Das Huhn bildet keine Ausnahme bezüglich der Flugfähigkeit, selbst wenn sein Ei stark elliptisch ist, denn es ist auch stark symmetrisch. Das belegen zudem die Eier von Straußen und anderen großen Laufvögeln, die ziemlich rund ausfallen. Die ebenfalls flugunfähigen Pinguine hingegen setzen zwar entgegen der Regel ebenfalls auf asymmetrische Eier, doch führen dies die Autoren auf deren herausragende Schwimmleistung zurück, die ebenfalls einen stromlinienförmigen Körper und daran angepasste Eiproduktion benötigt. Dagegen zeigte sich bei der Auswertung kein Zusammenhang zwischen der Eierform und Faktoren wie Gelegegröße, Nesteigenschaften oder Umweltbedingungen im Lebensraum der Tiere. Die kegelförmige Variante vieler Seevögel wurde beispielsweise darauf zurückgeführt, dass sie oft auf steilen Klippen nisten: Die unrunde Form sollte verhindern, dass die Gelege einfach vom Fels rollen können.
Mit Hilfe eines biophysikalischen Modells wollten Stoddard und Co anschließend klären, wie die unterschiedlichen Formen im Eileiter der Weibchen heranreifen können. Die Kalkschale spiele dafür jedenfalls nur eine untergeordnete Rolle, so die Forscher. Entfernt man diese mit Säure, bewahrt die Membran darunter – die Eihaut – weiterhin den Inhalt in seiner ursprünglichen Gestalt. Im Computer ließ sich dieser Effekt mit nur zwei Eigenschaften, der Membrandicke und einer Druckzunahme über die Membran hinaus, für alle möglichen Formen simulieren. Die Art der Eihaut ist also entscheidend dafür, welches Äußere ein Ei annehmen kann.

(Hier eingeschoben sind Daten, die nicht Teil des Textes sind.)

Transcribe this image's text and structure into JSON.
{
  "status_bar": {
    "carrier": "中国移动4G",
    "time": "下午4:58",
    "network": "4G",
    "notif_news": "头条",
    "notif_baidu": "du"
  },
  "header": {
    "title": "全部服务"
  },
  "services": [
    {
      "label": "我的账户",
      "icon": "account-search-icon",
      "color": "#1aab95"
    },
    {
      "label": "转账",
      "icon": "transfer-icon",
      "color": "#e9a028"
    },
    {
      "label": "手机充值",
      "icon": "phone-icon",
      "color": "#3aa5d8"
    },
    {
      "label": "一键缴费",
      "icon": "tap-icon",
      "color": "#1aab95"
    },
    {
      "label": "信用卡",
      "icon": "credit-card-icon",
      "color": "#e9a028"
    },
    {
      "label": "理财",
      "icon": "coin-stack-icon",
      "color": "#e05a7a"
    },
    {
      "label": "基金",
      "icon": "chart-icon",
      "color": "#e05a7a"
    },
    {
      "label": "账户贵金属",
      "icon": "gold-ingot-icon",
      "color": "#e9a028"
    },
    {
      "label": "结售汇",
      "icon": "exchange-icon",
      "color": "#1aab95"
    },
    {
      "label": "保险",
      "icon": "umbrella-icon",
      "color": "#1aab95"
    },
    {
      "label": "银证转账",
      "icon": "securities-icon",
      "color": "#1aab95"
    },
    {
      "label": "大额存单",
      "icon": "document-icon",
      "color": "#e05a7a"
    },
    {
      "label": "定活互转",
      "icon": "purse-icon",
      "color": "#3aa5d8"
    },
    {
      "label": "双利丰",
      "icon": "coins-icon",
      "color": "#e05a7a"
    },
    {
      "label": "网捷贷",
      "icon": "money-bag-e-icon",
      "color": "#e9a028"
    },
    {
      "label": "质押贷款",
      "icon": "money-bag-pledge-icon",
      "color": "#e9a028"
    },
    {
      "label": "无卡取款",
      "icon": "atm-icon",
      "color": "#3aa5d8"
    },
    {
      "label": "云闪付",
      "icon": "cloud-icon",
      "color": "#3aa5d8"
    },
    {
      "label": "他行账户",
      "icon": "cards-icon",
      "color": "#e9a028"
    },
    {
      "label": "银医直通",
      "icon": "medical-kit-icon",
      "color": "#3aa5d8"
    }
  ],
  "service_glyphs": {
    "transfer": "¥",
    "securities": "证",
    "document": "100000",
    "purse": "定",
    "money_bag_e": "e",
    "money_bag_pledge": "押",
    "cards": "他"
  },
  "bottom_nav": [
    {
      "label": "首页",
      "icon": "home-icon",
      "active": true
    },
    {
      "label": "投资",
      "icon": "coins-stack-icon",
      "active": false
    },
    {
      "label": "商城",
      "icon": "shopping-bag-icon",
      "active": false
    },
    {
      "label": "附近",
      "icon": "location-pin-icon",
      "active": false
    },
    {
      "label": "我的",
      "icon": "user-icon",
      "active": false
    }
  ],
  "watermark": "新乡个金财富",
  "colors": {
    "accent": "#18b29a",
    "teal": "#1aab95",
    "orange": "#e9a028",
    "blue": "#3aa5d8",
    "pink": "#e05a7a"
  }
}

Über Vogelfamilien hinweg werden die Eier asymmetrischer und elliptischer, je besser die verschiedenen Arten fliegen können – unabhängig von der evolutionären Verwandtschaft. Für die Biologin Claire Spottiswoode von der University of Cambridge ist dies eine wichtige Anpassung an das Leben in der Luft, wie sie einem begleitenden Aufsatz in "Science" ausführt: "Gute Flieger haben stromlinienförmige Körper. Sie müssen dann aber wohl auch schmälere Eier erzeugen, damit diese durch ihr Becken passen. Und damit ein Küken überhaupt in dieses Ei passt, muss es länger, elliptischer oder asymmetrischer werden." Schließlich benötigen die heranwachsenden Küken im Ei ausreichend Nahrung, um gesund heranwachsen zu können.

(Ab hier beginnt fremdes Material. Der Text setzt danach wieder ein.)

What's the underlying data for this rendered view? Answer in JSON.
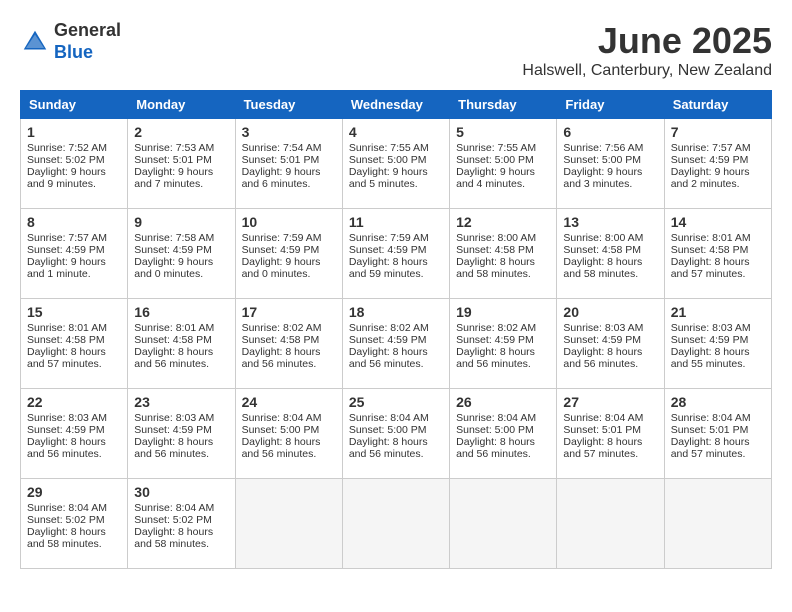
{
  "logo": {
    "general": "General",
    "blue": "Blue"
  },
  "title": "June 2025",
  "location": "Halswell, Canterbury, New Zealand",
  "days_of_week": [
    "Sunday",
    "Monday",
    "Tuesday",
    "Wednesday",
    "Thursday",
    "Friday",
    "Saturday"
  ],
  "weeks": [
    [
      {
        "day": 1,
        "lines": [
          "Sunrise: 7:52 AM",
          "Sunset: 5:02 PM",
          "Daylight: 9 hours",
          "and 9 minutes."
        ]
      },
      {
        "day": 2,
        "lines": [
          "Sunrise: 7:53 AM",
          "Sunset: 5:01 PM",
          "Daylight: 9 hours",
          "and 7 minutes."
        ]
      },
      {
        "day": 3,
        "lines": [
          "Sunrise: 7:54 AM",
          "Sunset: 5:01 PM",
          "Daylight: 9 hours",
          "and 6 minutes."
        ]
      },
      {
        "day": 4,
        "lines": [
          "Sunrise: 7:55 AM",
          "Sunset: 5:00 PM",
          "Daylight: 9 hours",
          "and 5 minutes."
        ]
      },
      {
        "day": 5,
        "lines": [
          "Sunrise: 7:55 AM",
          "Sunset: 5:00 PM",
          "Daylight: 9 hours",
          "and 4 minutes."
        ]
      },
      {
        "day": 6,
        "lines": [
          "Sunrise: 7:56 AM",
          "Sunset: 5:00 PM",
          "Daylight: 9 hours",
          "and 3 minutes."
        ]
      },
      {
        "day": 7,
        "lines": [
          "Sunrise: 7:57 AM",
          "Sunset: 4:59 PM",
          "Daylight: 9 hours",
          "and 2 minutes."
        ]
      }
    ],
    [
      {
        "day": 8,
        "lines": [
          "Sunrise: 7:57 AM",
          "Sunset: 4:59 PM",
          "Daylight: 9 hours",
          "and 1 minute."
        ]
      },
      {
        "day": 9,
        "lines": [
          "Sunrise: 7:58 AM",
          "Sunset: 4:59 PM",
          "Daylight: 9 hours",
          "and 0 minutes."
        ]
      },
      {
        "day": 10,
        "lines": [
          "Sunrise: 7:59 AM",
          "Sunset: 4:59 PM",
          "Daylight: 9 hours",
          "and 0 minutes."
        ]
      },
      {
        "day": 11,
        "lines": [
          "Sunrise: 7:59 AM",
          "Sunset: 4:59 PM",
          "Daylight: 8 hours",
          "and 59 minutes."
        ]
      },
      {
        "day": 12,
        "lines": [
          "Sunrise: 8:00 AM",
          "Sunset: 4:58 PM",
          "Daylight: 8 hours",
          "and 58 minutes."
        ]
      },
      {
        "day": 13,
        "lines": [
          "Sunrise: 8:00 AM",
          "Sunset: 4:58 PM",
          "Daylight: 8 hours",
          "and 58 minutes."
        ]
      },
      {
        "day": 14,
        "lines": [
          "Sunrise: 8:01 AM",
          "Sunset: 4:58 PM",
          "Daylight: 8 hours",
          "and 57 minutes."
        ]
      }
    ],
    [
      {
        "day": 15,
        "lines": [
          "Sunrise: 8:01 AM",
          "Sunset: 4:58 PM",
          "Daylight: 8 hours",
          "and 57 minutes."
        ]
      },
      {
        "day": 16,
        "lines": [
          "Sunrise: 8:01 AM",
          "Sunset: 4:58 PM",
          "Daylight: 8 hours",
          "and 56 minutes."
        ]
      },
      {
        "day": 17,
        "lines": [
          "Sunrise: 8:02 AM",
          "Sunset: 4:58 PM",
          "Daylight: 8 hours",
          "and 56 minutes."
        ]
      },
      {
        "day": 18,
        "lines": [
          "Sunrise: 8:02 AM",
          "Sunset: 4:59 PM",
          "Daylight: 8 hours",
          "and 56 minutes."
        ]
      },
      {
        "day": 19,
        "lines": [
          "Sunrise: 8:02 AM",
          "Sunset: 4:59 PM",
          "Daylight: 8 hours",
          "and 56 minutes."
        ]
      },
      {
        "day": 20,
        "lines": [
          "Sunrise: 8:03 AM",
          "Sunset: 4:59 PM",
          "Daylight: 8 hours",
          "and 56 minutes."
        ]
      },
      {
        "day": 21,
        "lines": [
          "Sunrise: 8:03 AM",
          "Sunset: 4:59 PM",
          "Daylight: 8 hours",
          "and 55 minutes."
        ]
      }
    ],
    [
      {
        "day": 22,
        "lines": [
          "Sunrise: 8:03 AM",
          "Sunset: 4:59 PM",
          "Daylight: 8 hours",
          "and 56 minutes."
        ]
      },
      {
        "day": 23,
        "lines": [
          "Sunrise: 8:03 AM",
          "Sunset: 4:59 PM",
          "Daylight: 8 hours",
          "and 56 minutes."
        ]
      },
      {
        "day": 24,
        "lines": [
          "Sunrise: 8:04 AM",
          "Sunset: 5:00 PM",
          "Daylight: 8 hours",
          "and 56 minutes."
        ]
      },
      {
        "day": 25,
        "lines": [
          "Sunrise: 8:04 AM",
          "Sunset: 5:00 PM",
          "Daylight: 8 hours",
          "and 56 minutes."
        ]
      },
      {
        "day": 26,
        "lines": [
          "Sunrise: 8:04 AM",
          "Sunset: 5:00 PM",
          "Daylight: 8 hours",
          "and 56 minutes."
        ]
      },
      {
        "day": 27,
        "lines": [
          "Sunrise: 8:04 AM",
          "Sunset: 5:01 PM",
          "Daylight: 8 hours",
          "and 57 minutes."
        ]
      },
      {
        "day": 28,
        "lines": [
          "Sunrise: 8:04 AM",
          "Sunset: 5:01 PM",
          "Daylight: 8 hours",
          "and 57 minutes."
        ]
      }
    ],
    [
      {
        "day": 29,
        "lines": [
          "Sunrise: 8:04 AM",
          "Sunset: 5:02 PM",
          "Daylight: 8 hours",
          "and 58 minutes."
        ]
      },
      {
        "day": 30,
        "lines": [
          "Sunrise: 8:04 AM",
          "Sunset: 5:02 PM",
          "Daylight: 8 hours",
          "and 58 minutes."
        ]
      },
      null,
      null,
      null,
      null,
      null
    ]
  ]
}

Mit diesen ungewöhnlichen Formen besitzen die Vögel heutzutage allerdings ein Alleinstellungsmerkmal unter den Wirbeltieren. Frösche oder Amphibien legen runde Eier. Die einzigen Ausnahmen in erdgeschichtlicher Zeit sind manche theropodischen Dinosaurier. "Wir freuen uns schon auf die nächsten Studien, in denen wir erforschen wollen, wie sich die Eier in der Evolution von Dinosauriern zu den Vögeln entwickelt haben", steckt Stoddard ihre nächsten Ziele ab.